The current debate shows a blatant disregard for the facts about the UK’s languages and the people who speak them. It promotes the view that having many languages is a problem, and exposes speakers of other languages to potential discrimination and even abuse.

But there hasn’t been a single moment in history when Britain was monolingual. The 2011 census identified at least 104 languages other than English spoken in England and Wales by 4.2m people – 7.7% of the total population. Other sources put that number at 300.

These languages are spoken by both British and non-British people. Some, such as Lithuanian and Romanian, were brought over to the UK recently as part of the expansion of the EU. Others, such as Punjabi, Urdu and Bengali, were transplanted from parts of the former British Empire much earlier, in the 19th and 20th centuries. And there are also Britain’s indigenous languages (Angloromani, Cornish, Irish, Manx, Scots, Scottish Gaelic, Shelta, Welsh) that have been continuously spoken in the UK for many centuries, some of them since before the arrival of English. Multilingualism is part of this country’s past, its present and its future.

It has been repeatedly shown that speaking many languages has multiple benefits, not only for the personal well-being of multilingual speakers but also for the overall well-being of society in general.


Read more: Speaking in tongues: the many benefits of bilingualism


The UK’s languages are of great significance to their speakers, who view them as symbols of their identity. Marios, a 51-year-old British-born Greek Cypriot, who I spoke to as part of my current research on Cypriot Greek as a heritage and community language in London, told me:

I like speaking my language. I do not want to lose the Greek language because I think that, if I lose the language, I will not be Cypriot anymore.

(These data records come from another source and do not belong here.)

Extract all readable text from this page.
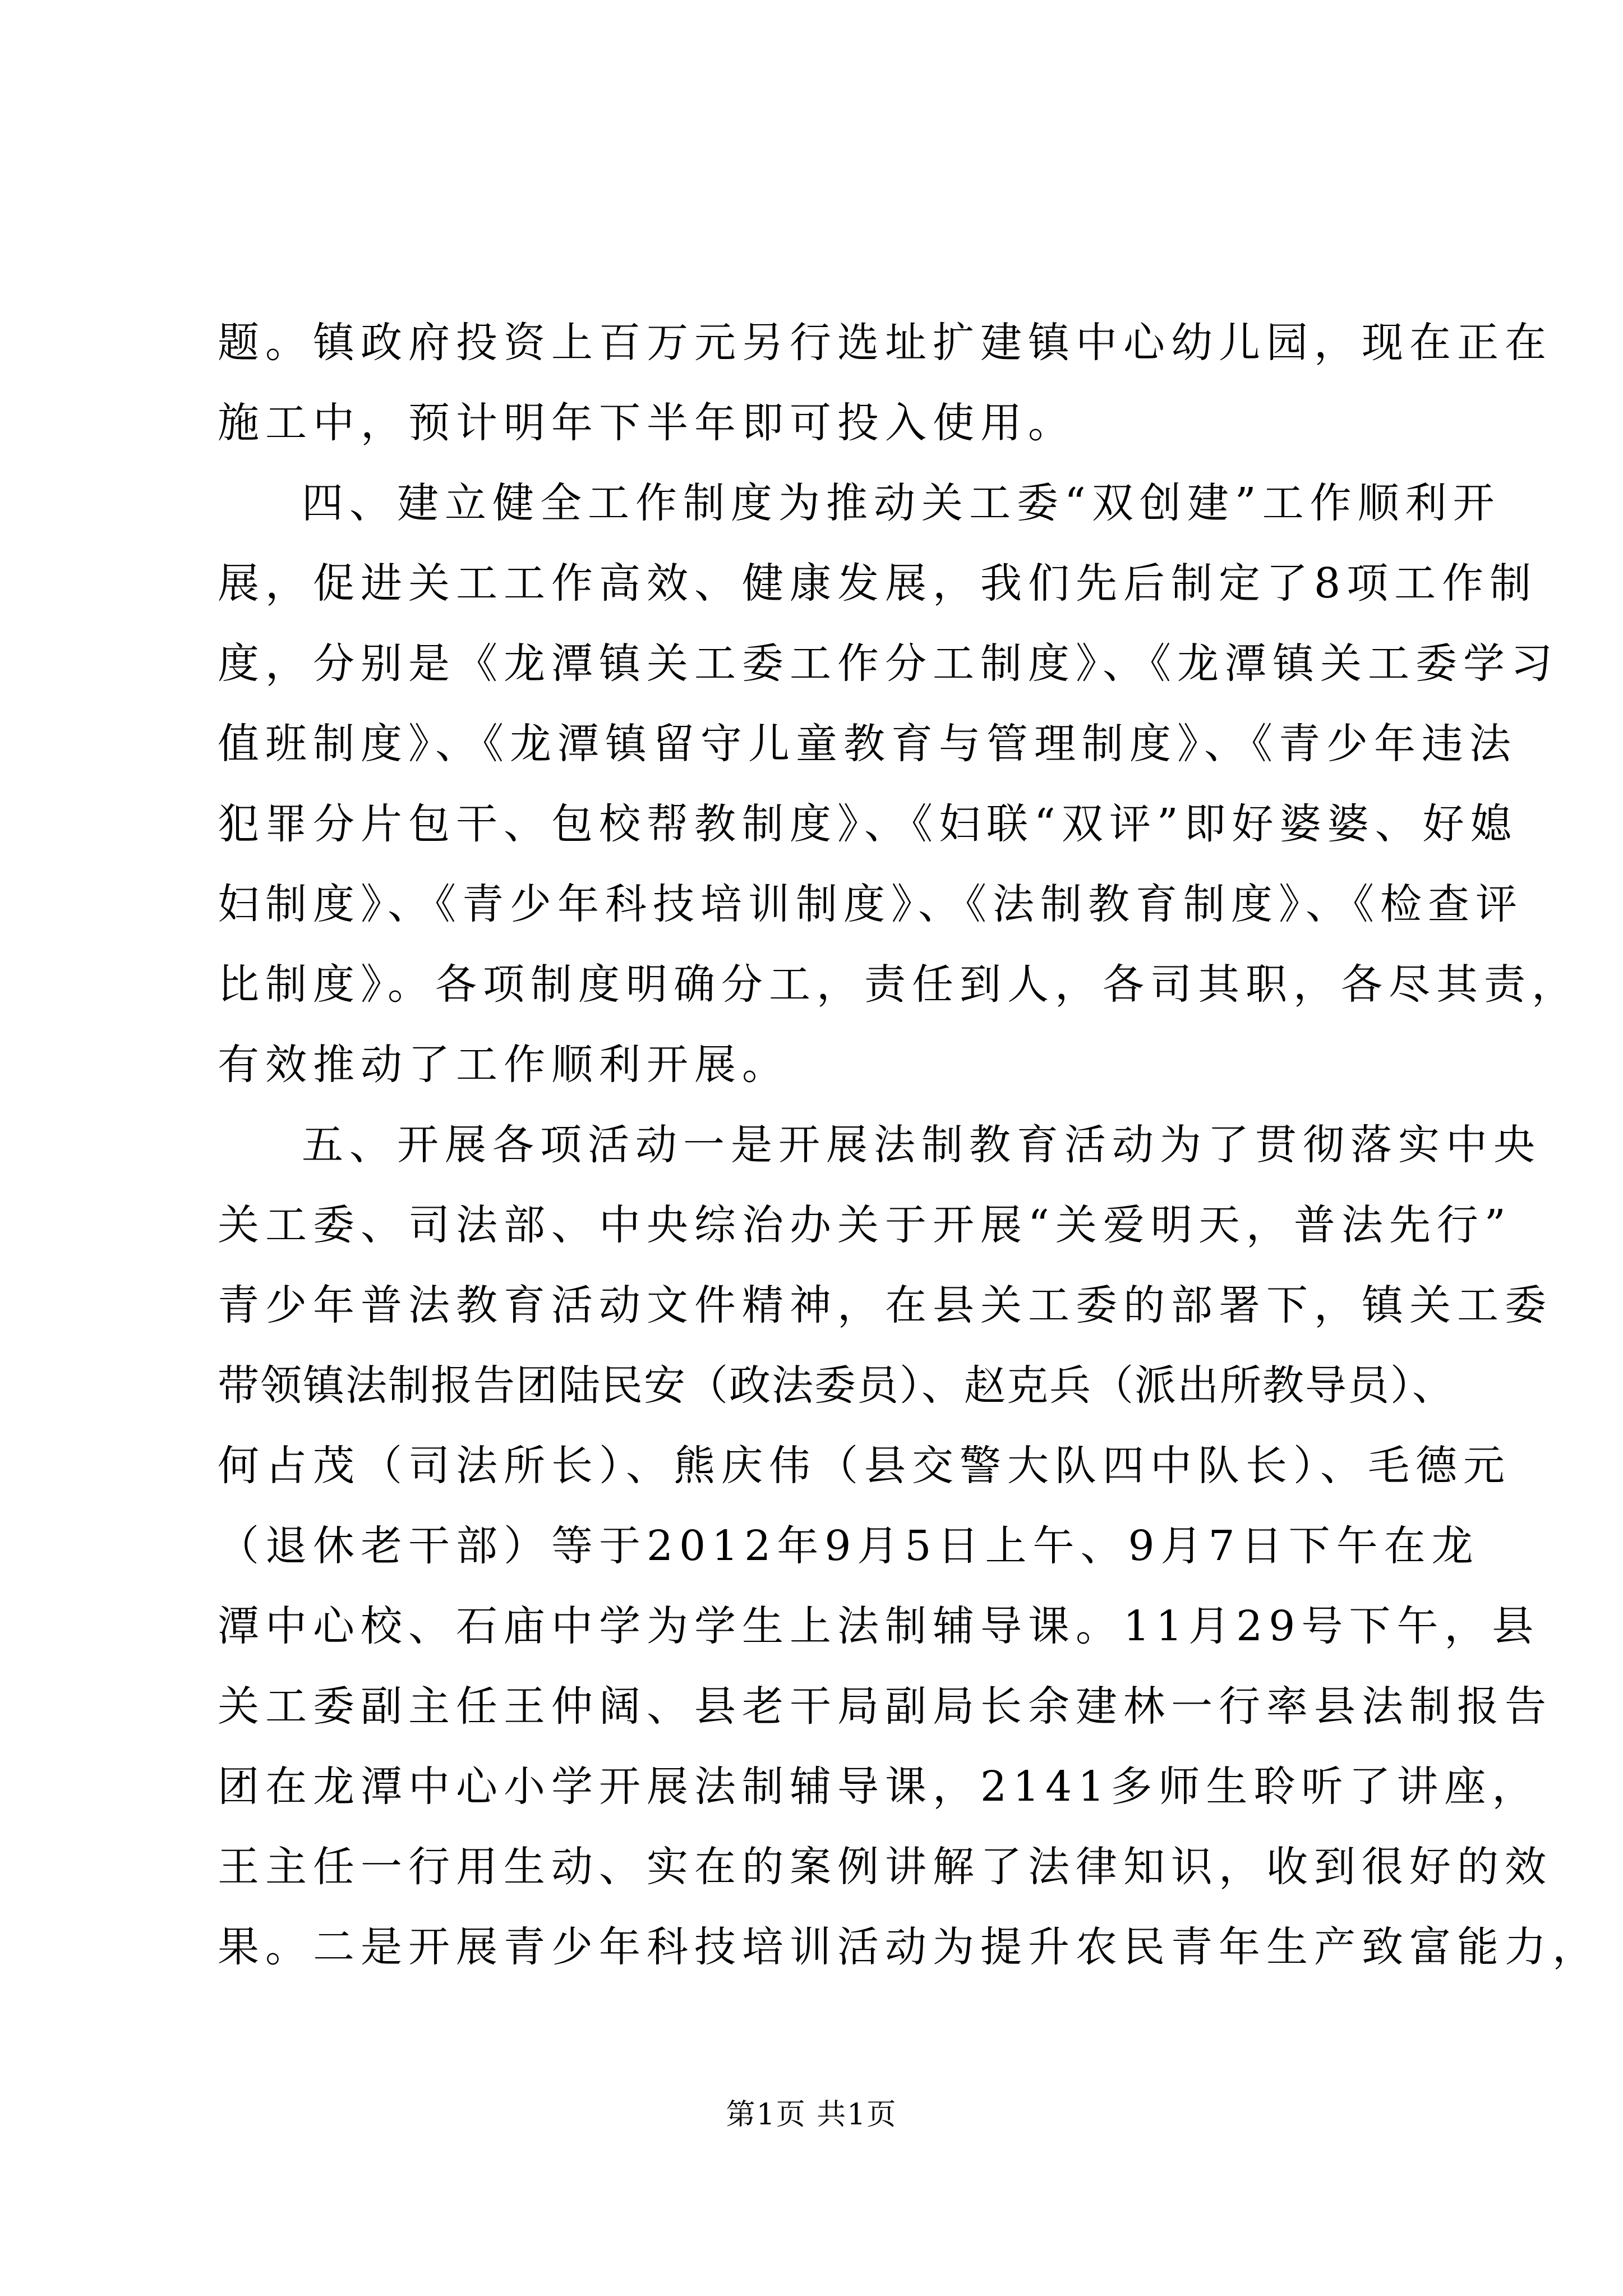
题。镇政府投资上百万元另行选址扩建镇中心幼儿园，现在正在
施工中，预计明年下半年即可投入使用。
四、建立健全工作制度为推动关工委“双创建”工作顺利开
展，促进关工工作高效、健康发展，我们先后制定了8项工作制
度，分别是《龙潭镇关工委工作分工制度》、《龙潭镇关工委学习
值班制度》、《龙潭镇留守儿童教育与管理制度》、《青少年违法
犯罪分片包干、包校帮教制度》、《妇联“双评”即好婆婆、好媳
妇制度》、《青少年科技培训制度》、《法制教育制度》、《检查评
比制度》。各项制度明确分工，责任到人，各司其职，各尽其责，
有效推动了工作顺利开展。
五、开展各项活动一是开展法制教育活动为了贯彻落实中央
关工委、司法部、中央综治办关于开展“关爱明天，普法先行”
青少年普法教育活动文件精神，在县关工委的部署下，镇关工委
带领镇法制报告团陆民安（政法委员）、赵克兵（派出所教导员）、
何占茂（司法所长）、熊庆伟（县交警大队四中队长）、毛德元
（退休老干部）等于2012年9月5日上午、9月7日下午在龙
潭中心校、石庙中学为学生上法制辅导课。11月29号下午，县
关工委副主任王仲阔、县老干局副局长余建林一行率县法制报告
团在龙潭中心小学开展法制辅导课，2141多师生聆听了讲座，
王主任一行用生动、实在的案例讲解了法律知识，收到很好的效
果。二是开展青少年科技培训活动为提升农民青年生产致富能力，
第1页 共1页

Languages are also important for the UK’s minority ethnic communities on a collective level. They are points of reference to their histories as migrant groups or as indigenous populations of Britain. We should strive to protect and respect the symbolic value of multilingualism like we do with all other aspects of people’s identities.

Everyday discrimination

The notion that everyone in a given country must speak only one language is not only misguided, it is also potentially dangerous as it can motivate acts of discrimination and even abuse. It’s not uncommon to read news stories about people who have been singled out for speaking a language other than English in public or who have been told not to speak their native language at their workplace, especially after the Brexit referendum and the increase in racially-motivated hate crimes in the UK. It’s a matter of social justice and responsibility to make sure that these behaviours do not find any sort of ideological support in public discourse.

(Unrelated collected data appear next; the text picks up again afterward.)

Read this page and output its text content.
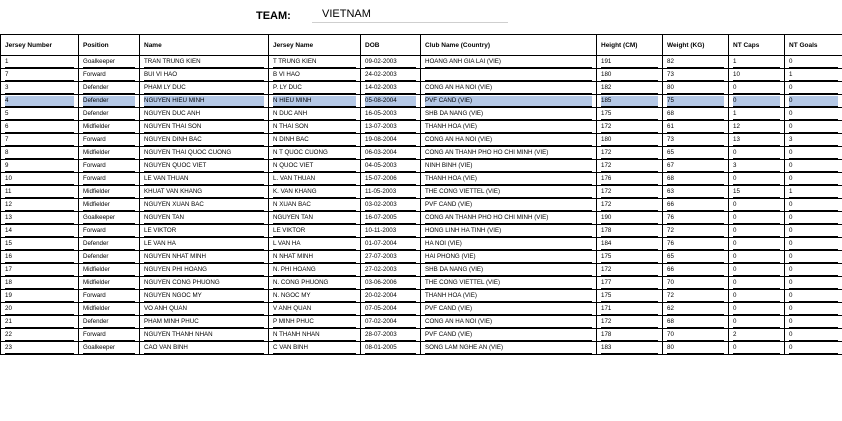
TEAM:	VIETNAM
Jersey Number	Position	Name	Jersey Name	DOB	Club Name (Country)	Height (CM)	Weight (KG)	NT Caps	NT Goals

1	Goalkeeper	TRAN TRUNG KIEN	T TRUNG KIEN	09-02-2003	HOANG ANH GIA LAI (VIE)	191	82	1	0

7	Forward	BUI VI HAO	B VI HAO	24-02-2003		180	73	10	1

3	Defender	PHAM LY DUC	P. LY DUC	14-02-2003	CONG AN HA NOI (VIE)	182	80	0	0

4	Defender	NGUYEN HIEU MINH	N HIEU MINH	05-08-2004	PVF CAND (VIE)	185	75	0	0

5	Defender	NGUYEN DUC ANH	N DUC ANH	16-05-2003	SHB DA NANG (VIE)	175	68	1	0

6	Midfielder	NGUYEN THAI SON	N THAI SON	13-07-2003	THANH HOA (VIE)	172	61	12	0

7	Forward	NGUYEN DINH BAC	N DINH BAC	19-08-2004	CONG AN HA NOI (VIE)	180	73	13	3

8	Midfielder	NGUYEN THAI QUOC CUONG	N T QUOC CUONG	06-03-2004	CONG AN THANH PHO HO CHI MINH (VIE)	172	65	0	0

9	Forward	NGUYEN QUOC VIET	N QUOC VIET	04-05-2003	NINH BINH (VIE)	172	67	3	0

10	Forward	LE VAN THUAN	L. VAN THUAN	15-07-2006	THANH HOA (VIE)	176	68	0	0

11	Midfielder	KHUAT VAN KHANG	K. VAN KHANG	11-05-2003	THE CONG VIETTEL (VIE)	172	63	15	1

12	Midfielder	NGUYEN XUAN BAC	N XUAN BAC	03-02-2003	PVF CAND (VIE)	172	66	0	0

13	Goalkeeper	NGUYEN TAN	NGUYEN TAN	16-07-2005	CONG AN THANH PHO HO CHI MINH (VIE)	190	76	0	0

14	Forward	LE VIKTOR	LE VIKTOR	10-11-2003	HONG LINH HA TINH (VIE)	178	72	0	0

15	Defender	LE VAN HA	L VAN HA	01-07-2004	HA NOI (VIE)	184	76	0	0

16	Defender	NGUYEN NHAT MINH	N NHAT MINH	27-07-2003	HAI PHONG (VIE)	175	65	0	0

17	Midfielder	NGUYEN PHI HOANG	N. PHI HOANG	27-02-2003	SHB DA NANG (VIE)	172	66	0	0

18	Midfielder	NGUYEN CONG PHUONG	N. CONG PHUONG	03-06-2006	THE CONG VIETTEL (VIE)	177	70	0	0

19	Forward	NGUYEN NGOC MY	N. NGOC MY	20-02-2004	THANH HOA (VIE)	175	72	0	0

20	Midfielder	VO ANH QUAN	V ANH QUAN	07-05-2004	PVF CAND (VIE)	171	62	0	0

21	Defender	PHAM MINH PHUC	P MINH PHUC	07-02-2004	CONG AN HA NOI (VIE)	172	68	0	0

22	Forward	NGUYEN THANH NHAN	N THANH NHAN	28-07-2003	PVF CAND (VIE)	178	70	2	0

23	Goalkeeper	CAO VAN BINH	C VAN BINH	08-01-2005	SONG LAM NGHE AN (VIE)	183	80	0	0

Of course, speaking English affords people the possibility to harness the opportunities that life in the UK offers in a more direct and easy way. But there is also value in other languages as resources, skills, expressions of individual and community identity. Associating multilingualism with a lack of English and painting that association as a problem, and especially a problem much bigger than it actually is, is ill-informed and has potentially damaging implications for society cohesion and intercommunal understanding.

Setting a deadline by which everyone in the UK should speak English is impossible and would send the wrong messages about who we are as a country to people in Britain, both those who speak other languages and those who do not, and to the rest of the world.